The Spotted Pair and I have also driven across country to visit family and friends, and in our travels have seen several friends from my Prague life, such as Jesse, Hubert (and his companion the novelist Sue), and Megan. Megan tells me that Alex will shortly be visiting, so we think it behooves us to start thinking about a full-scale reunion, which we think would be very pleasing to have in a Tahoe cabin in December.
I am looking forward to seeing other friends as well, such as my old friend Scott, whom I haven't seen in many years but who is currently finishing up an intriguing novel.
As it happens, I headed west at the precise time I did in order to be on hand for my father having his second hip replaced (fortunately he is not a quadruped), but unfortunately the operation had to postponed (utterly at the last moment) until September.
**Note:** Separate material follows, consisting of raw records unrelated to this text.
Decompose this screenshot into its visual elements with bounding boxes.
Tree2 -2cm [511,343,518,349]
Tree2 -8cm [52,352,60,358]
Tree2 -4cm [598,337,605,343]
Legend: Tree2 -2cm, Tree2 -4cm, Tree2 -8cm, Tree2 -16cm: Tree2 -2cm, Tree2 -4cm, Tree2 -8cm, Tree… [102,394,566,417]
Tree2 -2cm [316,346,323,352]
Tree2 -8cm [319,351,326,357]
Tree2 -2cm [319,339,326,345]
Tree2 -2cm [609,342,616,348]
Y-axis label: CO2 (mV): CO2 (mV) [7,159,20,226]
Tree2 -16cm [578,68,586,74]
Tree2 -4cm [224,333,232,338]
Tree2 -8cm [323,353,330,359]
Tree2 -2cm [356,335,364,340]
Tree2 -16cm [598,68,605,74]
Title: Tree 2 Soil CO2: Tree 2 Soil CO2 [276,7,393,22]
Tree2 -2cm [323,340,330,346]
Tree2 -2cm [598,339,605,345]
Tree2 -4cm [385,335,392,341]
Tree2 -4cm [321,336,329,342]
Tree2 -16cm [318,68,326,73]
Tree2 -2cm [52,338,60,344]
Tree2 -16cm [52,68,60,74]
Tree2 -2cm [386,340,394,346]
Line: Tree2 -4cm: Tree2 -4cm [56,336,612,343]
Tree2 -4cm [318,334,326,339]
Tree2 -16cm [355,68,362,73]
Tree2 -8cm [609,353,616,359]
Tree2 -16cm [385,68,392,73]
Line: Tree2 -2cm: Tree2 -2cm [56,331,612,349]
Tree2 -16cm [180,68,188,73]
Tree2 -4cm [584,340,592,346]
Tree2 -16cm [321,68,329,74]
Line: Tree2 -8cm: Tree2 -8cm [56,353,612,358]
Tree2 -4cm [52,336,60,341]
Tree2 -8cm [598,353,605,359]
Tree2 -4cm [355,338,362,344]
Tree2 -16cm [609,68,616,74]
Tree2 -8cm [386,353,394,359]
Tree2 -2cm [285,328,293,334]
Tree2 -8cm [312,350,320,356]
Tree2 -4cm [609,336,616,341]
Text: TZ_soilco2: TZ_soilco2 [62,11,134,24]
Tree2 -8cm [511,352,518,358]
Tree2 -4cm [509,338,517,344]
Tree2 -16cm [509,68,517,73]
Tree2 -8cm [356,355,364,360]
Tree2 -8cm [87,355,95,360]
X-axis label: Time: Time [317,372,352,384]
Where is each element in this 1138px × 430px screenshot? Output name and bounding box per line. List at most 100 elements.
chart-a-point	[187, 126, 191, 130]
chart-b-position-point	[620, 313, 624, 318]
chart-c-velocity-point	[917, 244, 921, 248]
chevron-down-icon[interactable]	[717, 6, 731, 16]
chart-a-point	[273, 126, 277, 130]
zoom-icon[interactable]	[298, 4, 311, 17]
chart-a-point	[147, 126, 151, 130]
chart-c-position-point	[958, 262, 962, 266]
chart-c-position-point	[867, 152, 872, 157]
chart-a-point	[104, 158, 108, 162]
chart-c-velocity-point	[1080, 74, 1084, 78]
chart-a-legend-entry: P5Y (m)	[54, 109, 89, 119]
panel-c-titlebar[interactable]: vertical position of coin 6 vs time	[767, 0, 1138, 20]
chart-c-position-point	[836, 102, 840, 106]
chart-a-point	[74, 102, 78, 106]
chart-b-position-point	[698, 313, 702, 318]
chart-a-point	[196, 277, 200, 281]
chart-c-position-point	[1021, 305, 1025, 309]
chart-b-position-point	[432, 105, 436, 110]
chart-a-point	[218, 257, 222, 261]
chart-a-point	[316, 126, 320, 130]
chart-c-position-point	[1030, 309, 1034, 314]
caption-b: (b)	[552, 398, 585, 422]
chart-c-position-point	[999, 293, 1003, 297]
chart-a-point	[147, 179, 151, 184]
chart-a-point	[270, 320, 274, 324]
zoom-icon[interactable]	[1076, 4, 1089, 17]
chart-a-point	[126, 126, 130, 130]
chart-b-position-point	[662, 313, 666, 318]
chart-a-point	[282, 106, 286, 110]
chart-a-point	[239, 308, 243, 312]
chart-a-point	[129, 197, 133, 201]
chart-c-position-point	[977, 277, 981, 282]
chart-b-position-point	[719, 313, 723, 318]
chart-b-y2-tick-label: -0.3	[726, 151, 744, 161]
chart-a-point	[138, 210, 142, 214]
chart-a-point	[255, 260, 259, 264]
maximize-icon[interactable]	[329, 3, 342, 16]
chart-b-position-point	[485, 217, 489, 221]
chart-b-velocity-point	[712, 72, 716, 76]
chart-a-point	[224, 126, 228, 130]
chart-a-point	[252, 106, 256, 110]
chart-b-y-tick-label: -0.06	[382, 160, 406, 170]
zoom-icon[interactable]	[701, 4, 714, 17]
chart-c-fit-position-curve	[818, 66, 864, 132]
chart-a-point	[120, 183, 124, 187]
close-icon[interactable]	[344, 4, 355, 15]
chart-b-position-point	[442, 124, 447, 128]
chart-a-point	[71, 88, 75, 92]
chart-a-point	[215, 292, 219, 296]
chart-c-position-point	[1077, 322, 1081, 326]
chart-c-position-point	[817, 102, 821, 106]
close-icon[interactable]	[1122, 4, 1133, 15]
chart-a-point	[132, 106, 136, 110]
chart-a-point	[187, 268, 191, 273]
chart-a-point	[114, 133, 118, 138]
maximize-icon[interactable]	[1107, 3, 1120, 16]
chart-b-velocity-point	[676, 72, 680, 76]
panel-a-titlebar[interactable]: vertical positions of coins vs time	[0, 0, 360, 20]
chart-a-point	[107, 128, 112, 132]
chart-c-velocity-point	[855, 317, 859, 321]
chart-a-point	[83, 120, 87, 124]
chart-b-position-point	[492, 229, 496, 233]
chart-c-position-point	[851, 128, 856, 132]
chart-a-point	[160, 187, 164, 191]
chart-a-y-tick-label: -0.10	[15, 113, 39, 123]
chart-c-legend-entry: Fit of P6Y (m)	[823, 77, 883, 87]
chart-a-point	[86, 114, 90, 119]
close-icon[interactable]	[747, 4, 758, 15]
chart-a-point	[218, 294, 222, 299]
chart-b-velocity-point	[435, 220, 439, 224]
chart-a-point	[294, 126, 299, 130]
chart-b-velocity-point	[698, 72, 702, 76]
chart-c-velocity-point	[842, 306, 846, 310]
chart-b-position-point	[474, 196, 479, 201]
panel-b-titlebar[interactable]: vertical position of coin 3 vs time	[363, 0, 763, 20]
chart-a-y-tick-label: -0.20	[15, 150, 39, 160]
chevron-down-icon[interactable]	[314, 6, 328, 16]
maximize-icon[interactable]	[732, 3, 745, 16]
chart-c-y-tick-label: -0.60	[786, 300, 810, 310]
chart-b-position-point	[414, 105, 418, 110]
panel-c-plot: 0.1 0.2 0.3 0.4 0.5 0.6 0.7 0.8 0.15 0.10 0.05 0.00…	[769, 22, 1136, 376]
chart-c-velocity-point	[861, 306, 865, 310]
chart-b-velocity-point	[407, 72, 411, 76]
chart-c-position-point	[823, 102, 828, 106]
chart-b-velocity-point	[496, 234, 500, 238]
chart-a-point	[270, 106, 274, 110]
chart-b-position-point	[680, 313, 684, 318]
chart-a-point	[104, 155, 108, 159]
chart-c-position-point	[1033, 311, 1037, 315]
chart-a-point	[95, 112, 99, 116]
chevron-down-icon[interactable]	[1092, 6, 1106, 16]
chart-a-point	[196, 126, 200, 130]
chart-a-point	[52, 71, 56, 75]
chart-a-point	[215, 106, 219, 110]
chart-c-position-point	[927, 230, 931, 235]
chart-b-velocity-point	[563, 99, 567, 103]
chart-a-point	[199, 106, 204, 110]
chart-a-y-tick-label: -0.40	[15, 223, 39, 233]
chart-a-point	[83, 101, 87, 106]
We are not pleased.
In other news, Archelaus Cards has been attracting retailers internationally and continues to present a strong presence at DC's Eastern Market, as an enthusiastic customer notes.
Orion and Ms. Spots are presently napping under a desk and do not wish to be disturbed.

Tuesday, June 16, 2009

Rabbits Preparing for Travel


I said I might start a new blog, post-PhD, and here it is. Its topic? That remains to be seen. I imagine it will be more sporadic than the last one.

I told the rabbits we were going to go on a trip, but they didn't really listen to that.